# Replacement Front Tires for Mega G+?



## Rick Voegelin (Oct 27, 2006)

I have several AFX Mega G+ cars with cracked and split front tires. They are only a couple of years old, but apparently the garage/raceshop isn't a good environment for them. Does anyone have a source for replacement front tires for these chassis?

Thanks in advance,
Rick V.


----------



## TK Solver (Mar 18, 2004)

These will work... https://www.slotsnstuff.com/jel-claws-tires.html


----------



## Rick Voegelin (Oct 27, 2006)

Thanks for the pointer, TK Solver! It looks like you have solved my problem indeed. I'd checked several silicone tire suppliers, but never thought of Jel Claws.

Rick V.


----------



## MSwaterlogged (Feb 5, 2014)

You might also contact [email protected] and see what they have.
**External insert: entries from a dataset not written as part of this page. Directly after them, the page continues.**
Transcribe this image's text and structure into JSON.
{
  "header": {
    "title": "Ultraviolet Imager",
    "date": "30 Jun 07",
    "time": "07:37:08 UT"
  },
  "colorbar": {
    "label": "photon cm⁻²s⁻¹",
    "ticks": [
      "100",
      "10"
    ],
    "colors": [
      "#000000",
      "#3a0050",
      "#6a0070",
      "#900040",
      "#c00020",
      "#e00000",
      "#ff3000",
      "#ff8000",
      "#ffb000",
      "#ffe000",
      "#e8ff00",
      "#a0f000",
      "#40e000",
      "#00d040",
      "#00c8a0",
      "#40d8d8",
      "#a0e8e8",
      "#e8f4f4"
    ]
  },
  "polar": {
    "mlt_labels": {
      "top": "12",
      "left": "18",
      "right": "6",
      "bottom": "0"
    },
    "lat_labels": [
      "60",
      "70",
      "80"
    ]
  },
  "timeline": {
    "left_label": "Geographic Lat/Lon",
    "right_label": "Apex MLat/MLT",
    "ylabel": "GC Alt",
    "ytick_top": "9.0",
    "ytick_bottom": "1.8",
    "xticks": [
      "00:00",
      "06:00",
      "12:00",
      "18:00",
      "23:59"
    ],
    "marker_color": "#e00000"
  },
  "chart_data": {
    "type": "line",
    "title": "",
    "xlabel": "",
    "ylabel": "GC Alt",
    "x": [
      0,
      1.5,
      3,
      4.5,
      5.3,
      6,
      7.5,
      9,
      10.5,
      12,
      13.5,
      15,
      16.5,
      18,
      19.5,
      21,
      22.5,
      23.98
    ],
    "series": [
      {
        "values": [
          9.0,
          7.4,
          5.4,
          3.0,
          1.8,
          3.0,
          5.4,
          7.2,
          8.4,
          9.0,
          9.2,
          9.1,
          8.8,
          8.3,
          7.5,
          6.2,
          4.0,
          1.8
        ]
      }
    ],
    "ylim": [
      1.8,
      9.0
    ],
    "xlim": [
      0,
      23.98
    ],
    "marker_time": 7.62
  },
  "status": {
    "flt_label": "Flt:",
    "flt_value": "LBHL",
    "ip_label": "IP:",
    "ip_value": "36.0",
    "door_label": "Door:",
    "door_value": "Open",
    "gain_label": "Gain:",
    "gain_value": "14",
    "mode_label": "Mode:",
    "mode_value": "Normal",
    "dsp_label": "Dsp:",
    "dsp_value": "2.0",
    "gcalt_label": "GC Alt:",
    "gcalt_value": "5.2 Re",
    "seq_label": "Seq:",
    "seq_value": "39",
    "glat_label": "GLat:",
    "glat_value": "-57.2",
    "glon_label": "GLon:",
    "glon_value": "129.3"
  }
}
Their tires are very good.


----------



## Rich Dumas (Sep 3, 2008)

*Front Tires*

Super Tires does not make front tires for HO cars, The smallest Pro Series rear tires are 316Rs and those would be a little too big in diameter once they were stretched over the Mega G+ front wheels. If you got the urethane tires those can be sanded down fairly easily, but good luck sanding down the silicone tires. If they are the correct size to give you a 0.390 inch OD when they are on the wheels the Jel Claws would be OK. JAG Hobbies does carry replacement Mega G tires.


----------